Een enkel fysiek systeem is geen optie. Allereerst gaan de te voorziene eisen aan de webserver verder dan de ontwikkelingen in hardware-systemen. We hebben het over duizenden mainframes (tegenover miljoenen pc’s). Dan is er het probleem van het eigendom en de niet onbelangrijke impact van de klantentrouw. Een verstokte HP-klant zal het niet erg vinden om een combinatie te vormen met iemand die Sun- of IBM-apparatuur gebruikt, maar zal niet willen veranderen. Bedenk dat er sprake is van een evolutie en niet van een revolutie, en dus zal het een ontwikkeling van meerdere leveranciers zijn. Hoewel Microsoft zou willen dat alles op .Net gebaseerd is, moeten ze ook met de rest mee. Dan is er het probleem van het netwerk, op twee niveaus: de zeer hoge snelheden die nodig waren voor de servers in het netwerk, en voor de gebruikers. Per gebruiker kan volstaan worden met een lagere snelheid, maar er is een enorm aantal van hen. Een enkele server zou een enorme bottleneck vormen. Dit distributieprobleem pakte IBM met succes aan tijdens de Olympische Spelen.

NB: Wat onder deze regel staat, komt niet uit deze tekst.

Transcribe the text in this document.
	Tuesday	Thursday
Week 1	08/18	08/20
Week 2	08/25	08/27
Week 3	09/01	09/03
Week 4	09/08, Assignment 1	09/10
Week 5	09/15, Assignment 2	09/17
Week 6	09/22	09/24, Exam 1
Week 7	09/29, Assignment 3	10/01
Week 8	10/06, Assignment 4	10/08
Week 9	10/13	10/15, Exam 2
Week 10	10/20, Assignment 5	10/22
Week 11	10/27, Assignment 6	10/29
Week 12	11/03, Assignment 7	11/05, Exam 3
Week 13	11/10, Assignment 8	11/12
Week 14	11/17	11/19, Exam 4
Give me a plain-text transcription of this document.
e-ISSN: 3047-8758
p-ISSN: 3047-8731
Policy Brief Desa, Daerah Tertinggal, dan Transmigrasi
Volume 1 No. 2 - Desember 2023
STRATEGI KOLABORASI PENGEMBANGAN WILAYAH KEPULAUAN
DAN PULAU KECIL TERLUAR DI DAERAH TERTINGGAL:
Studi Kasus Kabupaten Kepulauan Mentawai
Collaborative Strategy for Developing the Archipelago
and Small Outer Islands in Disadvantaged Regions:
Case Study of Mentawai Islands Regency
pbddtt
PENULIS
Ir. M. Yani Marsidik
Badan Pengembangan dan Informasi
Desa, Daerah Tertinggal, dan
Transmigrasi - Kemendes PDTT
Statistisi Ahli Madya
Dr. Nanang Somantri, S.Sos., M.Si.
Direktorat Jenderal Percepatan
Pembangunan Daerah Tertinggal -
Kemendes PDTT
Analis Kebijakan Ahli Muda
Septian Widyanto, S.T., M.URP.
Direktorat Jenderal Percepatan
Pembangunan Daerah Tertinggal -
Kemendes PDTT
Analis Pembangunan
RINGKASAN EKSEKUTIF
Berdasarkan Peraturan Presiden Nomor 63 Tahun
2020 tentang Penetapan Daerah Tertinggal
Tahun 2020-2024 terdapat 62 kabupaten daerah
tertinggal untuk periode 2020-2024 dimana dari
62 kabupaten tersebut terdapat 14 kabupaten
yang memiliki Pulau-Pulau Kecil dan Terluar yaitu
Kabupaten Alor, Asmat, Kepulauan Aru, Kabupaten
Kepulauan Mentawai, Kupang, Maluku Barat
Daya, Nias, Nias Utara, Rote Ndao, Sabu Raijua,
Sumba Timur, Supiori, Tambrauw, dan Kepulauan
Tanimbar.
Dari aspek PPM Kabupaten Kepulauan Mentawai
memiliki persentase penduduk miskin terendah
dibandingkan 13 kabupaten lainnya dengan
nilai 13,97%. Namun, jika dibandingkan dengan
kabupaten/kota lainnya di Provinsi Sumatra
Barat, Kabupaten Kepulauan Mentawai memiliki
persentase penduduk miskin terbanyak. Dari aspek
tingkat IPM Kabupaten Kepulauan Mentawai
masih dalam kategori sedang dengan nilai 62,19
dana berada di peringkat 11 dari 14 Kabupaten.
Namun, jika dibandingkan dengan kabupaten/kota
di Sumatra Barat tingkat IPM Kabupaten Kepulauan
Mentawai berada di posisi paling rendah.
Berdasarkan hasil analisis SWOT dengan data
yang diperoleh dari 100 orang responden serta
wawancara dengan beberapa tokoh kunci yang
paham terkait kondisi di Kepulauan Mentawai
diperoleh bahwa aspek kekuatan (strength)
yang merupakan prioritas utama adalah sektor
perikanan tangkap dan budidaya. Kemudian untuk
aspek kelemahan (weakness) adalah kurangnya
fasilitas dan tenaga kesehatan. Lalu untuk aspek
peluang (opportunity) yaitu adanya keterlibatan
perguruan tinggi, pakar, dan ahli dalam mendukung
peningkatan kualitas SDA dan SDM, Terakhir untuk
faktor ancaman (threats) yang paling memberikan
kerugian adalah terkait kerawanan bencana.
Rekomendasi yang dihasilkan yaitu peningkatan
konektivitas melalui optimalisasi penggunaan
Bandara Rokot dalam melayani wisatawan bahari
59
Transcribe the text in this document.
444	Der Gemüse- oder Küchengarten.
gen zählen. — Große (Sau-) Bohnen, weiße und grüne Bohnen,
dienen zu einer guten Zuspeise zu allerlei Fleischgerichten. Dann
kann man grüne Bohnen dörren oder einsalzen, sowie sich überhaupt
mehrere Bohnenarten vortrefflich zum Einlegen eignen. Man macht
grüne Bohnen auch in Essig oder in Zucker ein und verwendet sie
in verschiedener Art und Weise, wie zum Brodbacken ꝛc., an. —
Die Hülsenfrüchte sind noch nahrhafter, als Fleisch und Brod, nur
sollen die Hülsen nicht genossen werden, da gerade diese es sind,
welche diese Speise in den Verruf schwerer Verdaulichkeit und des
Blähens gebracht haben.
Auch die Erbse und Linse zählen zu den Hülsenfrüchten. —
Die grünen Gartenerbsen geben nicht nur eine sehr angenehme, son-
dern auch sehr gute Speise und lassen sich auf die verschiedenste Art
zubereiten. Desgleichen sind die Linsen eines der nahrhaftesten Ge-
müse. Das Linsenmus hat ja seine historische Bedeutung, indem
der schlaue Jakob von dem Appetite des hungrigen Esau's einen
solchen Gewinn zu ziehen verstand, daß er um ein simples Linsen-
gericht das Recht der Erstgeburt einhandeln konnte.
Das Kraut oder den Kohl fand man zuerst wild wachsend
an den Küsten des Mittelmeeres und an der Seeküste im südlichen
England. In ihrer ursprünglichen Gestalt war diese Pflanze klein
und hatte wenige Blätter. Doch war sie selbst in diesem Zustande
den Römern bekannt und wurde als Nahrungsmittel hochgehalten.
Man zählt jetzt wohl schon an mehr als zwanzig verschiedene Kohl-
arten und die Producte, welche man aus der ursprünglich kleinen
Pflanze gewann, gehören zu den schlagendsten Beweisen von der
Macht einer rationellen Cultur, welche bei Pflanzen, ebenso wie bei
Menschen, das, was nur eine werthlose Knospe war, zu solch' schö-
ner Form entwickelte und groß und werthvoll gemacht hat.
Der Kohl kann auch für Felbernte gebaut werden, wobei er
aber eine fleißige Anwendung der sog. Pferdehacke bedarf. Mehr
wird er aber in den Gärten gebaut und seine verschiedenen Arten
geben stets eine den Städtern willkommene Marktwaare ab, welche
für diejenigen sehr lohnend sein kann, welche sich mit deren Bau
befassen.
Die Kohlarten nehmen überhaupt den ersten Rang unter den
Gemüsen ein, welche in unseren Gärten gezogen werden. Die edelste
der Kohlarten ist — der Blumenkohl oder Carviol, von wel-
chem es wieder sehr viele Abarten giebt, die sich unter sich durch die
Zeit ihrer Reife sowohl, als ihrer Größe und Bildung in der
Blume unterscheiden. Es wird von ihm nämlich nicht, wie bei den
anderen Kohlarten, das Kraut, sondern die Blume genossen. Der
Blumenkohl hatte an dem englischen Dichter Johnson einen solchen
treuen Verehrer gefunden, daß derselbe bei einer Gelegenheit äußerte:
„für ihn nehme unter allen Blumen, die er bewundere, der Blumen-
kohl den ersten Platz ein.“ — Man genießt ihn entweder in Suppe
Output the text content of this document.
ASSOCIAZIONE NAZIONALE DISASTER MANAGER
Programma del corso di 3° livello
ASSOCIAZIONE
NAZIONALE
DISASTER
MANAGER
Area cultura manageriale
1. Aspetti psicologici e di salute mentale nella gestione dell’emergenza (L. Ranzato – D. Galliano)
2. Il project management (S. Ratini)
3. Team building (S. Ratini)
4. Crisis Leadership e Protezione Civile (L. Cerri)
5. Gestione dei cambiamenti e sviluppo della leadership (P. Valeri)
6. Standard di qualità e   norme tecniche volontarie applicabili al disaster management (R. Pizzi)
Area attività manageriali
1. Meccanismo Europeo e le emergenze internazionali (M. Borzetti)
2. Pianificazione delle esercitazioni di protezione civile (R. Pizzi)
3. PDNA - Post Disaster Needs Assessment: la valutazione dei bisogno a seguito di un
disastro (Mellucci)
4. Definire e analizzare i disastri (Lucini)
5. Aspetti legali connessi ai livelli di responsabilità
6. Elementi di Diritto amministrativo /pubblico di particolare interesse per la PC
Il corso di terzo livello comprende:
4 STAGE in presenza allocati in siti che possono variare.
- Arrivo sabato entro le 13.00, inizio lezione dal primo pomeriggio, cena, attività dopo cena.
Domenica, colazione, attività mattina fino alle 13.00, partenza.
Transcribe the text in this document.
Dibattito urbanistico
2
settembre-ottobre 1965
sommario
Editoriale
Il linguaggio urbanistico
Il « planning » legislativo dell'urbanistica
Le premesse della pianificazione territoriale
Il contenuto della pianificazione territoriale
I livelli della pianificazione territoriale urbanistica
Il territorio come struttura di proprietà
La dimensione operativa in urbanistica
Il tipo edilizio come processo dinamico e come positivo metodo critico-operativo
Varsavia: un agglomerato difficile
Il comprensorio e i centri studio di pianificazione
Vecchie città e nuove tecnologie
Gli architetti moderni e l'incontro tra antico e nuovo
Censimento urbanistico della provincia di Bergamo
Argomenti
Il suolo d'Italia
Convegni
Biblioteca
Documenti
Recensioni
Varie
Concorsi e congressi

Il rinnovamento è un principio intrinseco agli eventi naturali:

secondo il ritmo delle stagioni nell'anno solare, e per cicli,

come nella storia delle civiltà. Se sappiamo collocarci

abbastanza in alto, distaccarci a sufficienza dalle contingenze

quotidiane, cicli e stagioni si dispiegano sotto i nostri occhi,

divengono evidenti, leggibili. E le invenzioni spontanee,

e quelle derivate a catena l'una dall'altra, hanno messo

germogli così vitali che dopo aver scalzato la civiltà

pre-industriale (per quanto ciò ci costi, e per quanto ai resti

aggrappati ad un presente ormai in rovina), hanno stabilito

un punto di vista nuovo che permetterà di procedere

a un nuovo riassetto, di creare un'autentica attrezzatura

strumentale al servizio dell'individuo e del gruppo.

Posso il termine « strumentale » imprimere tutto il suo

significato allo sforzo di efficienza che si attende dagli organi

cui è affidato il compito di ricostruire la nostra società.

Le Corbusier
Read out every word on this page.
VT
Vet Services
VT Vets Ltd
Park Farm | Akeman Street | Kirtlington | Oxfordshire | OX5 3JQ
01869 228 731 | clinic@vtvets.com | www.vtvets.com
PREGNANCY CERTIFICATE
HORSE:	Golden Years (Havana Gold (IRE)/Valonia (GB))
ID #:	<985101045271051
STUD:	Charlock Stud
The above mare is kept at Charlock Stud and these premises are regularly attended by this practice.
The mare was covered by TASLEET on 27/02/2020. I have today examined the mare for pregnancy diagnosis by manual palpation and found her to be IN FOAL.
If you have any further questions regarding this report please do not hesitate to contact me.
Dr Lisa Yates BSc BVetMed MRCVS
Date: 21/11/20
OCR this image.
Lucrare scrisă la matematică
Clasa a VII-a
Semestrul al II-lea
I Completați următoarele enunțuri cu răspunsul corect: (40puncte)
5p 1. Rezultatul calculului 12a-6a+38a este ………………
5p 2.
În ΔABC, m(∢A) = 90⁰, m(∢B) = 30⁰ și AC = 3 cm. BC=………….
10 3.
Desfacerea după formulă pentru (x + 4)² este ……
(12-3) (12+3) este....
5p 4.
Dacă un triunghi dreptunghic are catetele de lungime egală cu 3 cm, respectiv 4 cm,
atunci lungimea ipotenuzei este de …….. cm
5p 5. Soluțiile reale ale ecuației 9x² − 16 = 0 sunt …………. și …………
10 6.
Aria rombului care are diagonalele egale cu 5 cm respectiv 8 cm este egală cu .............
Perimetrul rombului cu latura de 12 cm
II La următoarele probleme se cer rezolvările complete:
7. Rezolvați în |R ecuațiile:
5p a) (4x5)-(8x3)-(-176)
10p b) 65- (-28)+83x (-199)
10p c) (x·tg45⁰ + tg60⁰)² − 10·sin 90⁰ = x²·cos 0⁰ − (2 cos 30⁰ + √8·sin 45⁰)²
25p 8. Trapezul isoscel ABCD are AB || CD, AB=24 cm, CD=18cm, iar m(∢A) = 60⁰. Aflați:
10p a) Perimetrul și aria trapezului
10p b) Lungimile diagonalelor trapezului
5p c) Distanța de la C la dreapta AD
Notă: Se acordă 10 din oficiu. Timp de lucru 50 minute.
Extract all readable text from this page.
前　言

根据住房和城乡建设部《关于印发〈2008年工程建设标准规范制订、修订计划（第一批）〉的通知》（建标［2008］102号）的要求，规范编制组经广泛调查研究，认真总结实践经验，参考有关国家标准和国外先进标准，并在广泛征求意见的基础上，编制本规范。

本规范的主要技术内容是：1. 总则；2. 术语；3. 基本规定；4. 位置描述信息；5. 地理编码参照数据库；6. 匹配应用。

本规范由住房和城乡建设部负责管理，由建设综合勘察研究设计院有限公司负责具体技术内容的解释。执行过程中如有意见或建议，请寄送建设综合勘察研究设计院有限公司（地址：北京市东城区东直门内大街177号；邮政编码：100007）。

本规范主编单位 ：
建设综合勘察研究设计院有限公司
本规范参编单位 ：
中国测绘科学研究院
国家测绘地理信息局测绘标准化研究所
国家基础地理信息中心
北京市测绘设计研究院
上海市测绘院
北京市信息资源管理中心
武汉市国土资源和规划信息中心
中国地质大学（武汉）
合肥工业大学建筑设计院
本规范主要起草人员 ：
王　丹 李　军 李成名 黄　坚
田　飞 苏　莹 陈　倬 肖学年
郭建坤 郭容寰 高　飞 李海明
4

De echte nachtmerrie is beheer en beveiliging, of liever het gebrek eraan! Hoewel er relatief weinig wordt ingebroken op mainframes en Unix-systemen, zijn Windows-systemen een genot voor hackers. Wacht niet op Microsoft, ondanks toezeggingen om deze problemen te verhelpen in de vertraagde release van de .Net-server. Het probleem zit in het hart van het NT-softwaremodel. Hoewel Microsoft de ‘zachte onderbuik’ heeft waar hackers zo gek op zijn, is de rest verre van perfect. Wil ‘grid computing’ een succes zijn, dan zijn samenwerking en standaarden essentieel. En daarin heeft de it-industrie een belabberde reputatie!
Martin Healey, pionier ontwikkeling van op Intel gebaseerde computers en c/s-architectuur. Directeur van een aantal it-bedrijven en professor aan de Universiteit van Wales.